We could do this instead:
guest hypervisor
===== ====
monitor(monitor_address);
vmexit ===> cache monitor_address
if (*monitor_address == base_value)
mwait();
vmexit ====> monitor(monitor_address)
mwait()
But, this would miss the "if (*monitor_address == base_value)" check in
the host which is problematic if *monitor_address changed simultaneously
when monitor was executed.
(Similar problem if we cache both the monitor_address and
*monitor_address.)
So, AFAICS, the only thing that would work is the guest offloading the
whole PV-MWAIT operation.
AFAICS, that could be a paravirt operation which needs three parameters:
(monitor_address, base_value, max_delay.)
This would allow the guest to offload this whole operation to
the host:
monitor(monitor_address);
if (*monitor_address == base_value)
mwaitx(max_delay);
I'm guessing you are thinking on similar lines?
Sort of: only trying to avoid the IPI to wake a remote vCPU.
Problem is that MWAIT works only on a contiguous range
of bits in memory (512 bits max on current CPUs).
So if you execute mwait on the host on behalf of the guest,
the region of memory monitored must include both host
and guest bits.
Yeah, an MWAITv would have come pretty handy here ;).
My idea of PV-MWAIT didn't include waiting on behalf of the host. I
was thinking of waiting in the host but exclusively on behalf of the
guest, until the guest is woken up or when it's time-quanta expires.
Waiting on behalf of both the guest and the host would clearly be better.
If we can do mwait for both the guest and host (say they share a 512
bit region), then the host will need some protection from the guest.
Maybe the waking guest-thread could just do a hypercall to wake up
the remote vCPU? Or maybe it could poke the monitored region,
but that is handled as a special page-fault?
The hypercall-to-wake would also allow us to move guest-threads across
CPUs. That said, I'm not sure how expensive either of these would be.

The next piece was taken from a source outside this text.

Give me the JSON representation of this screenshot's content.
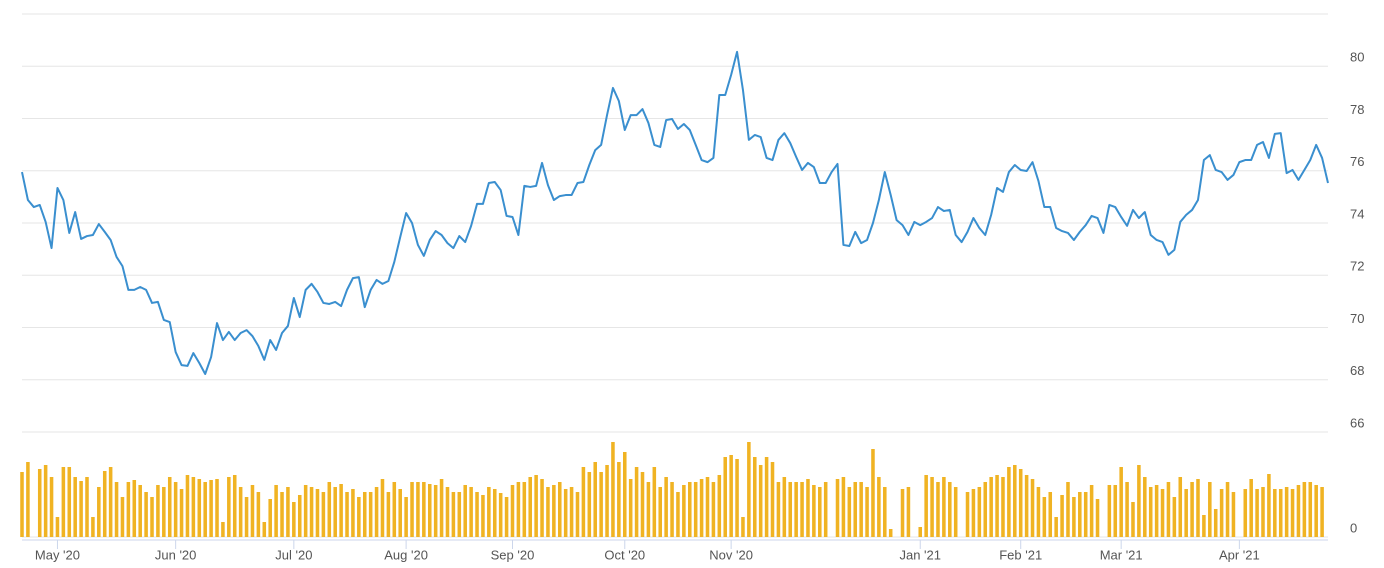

Assuming host/guest can share a monitored region safely, the host's
idle could monitor some region other than its &thread_info->flags.
Maybe we could setup a mwait notifier with a percpu waiting area which
could be registered by idle, guests etc.
Though on second thoughts, if the remote thread will do a
hypercall/page-fault then the handling could just as easily be: mark
the guest's remote thread runnable and set the resched bit.
High level semantics: If the CPU doesn't have any runnable threads, then
we actually do this version of PV-MWAIT -- arming a timer if necessary
so we only sleep until the time-slice expires or the MWAIT max_delay does.
That would kill the sched_wake_idle_without_ipi optimization for the
host.
Yeah, I was thinking in terms of the MWAIT being exclusively on behalf
of the guest so in a sense the guest was still scheduled just waiting.
Ankur
If the CPU has any runnable threads then this could still finish its
time-quanta or we could just do a schedule-out.
So the semantics guaranteed to the host would be that PV-MWAIT
returns after >= max_delay OR with the *monitor_address changed.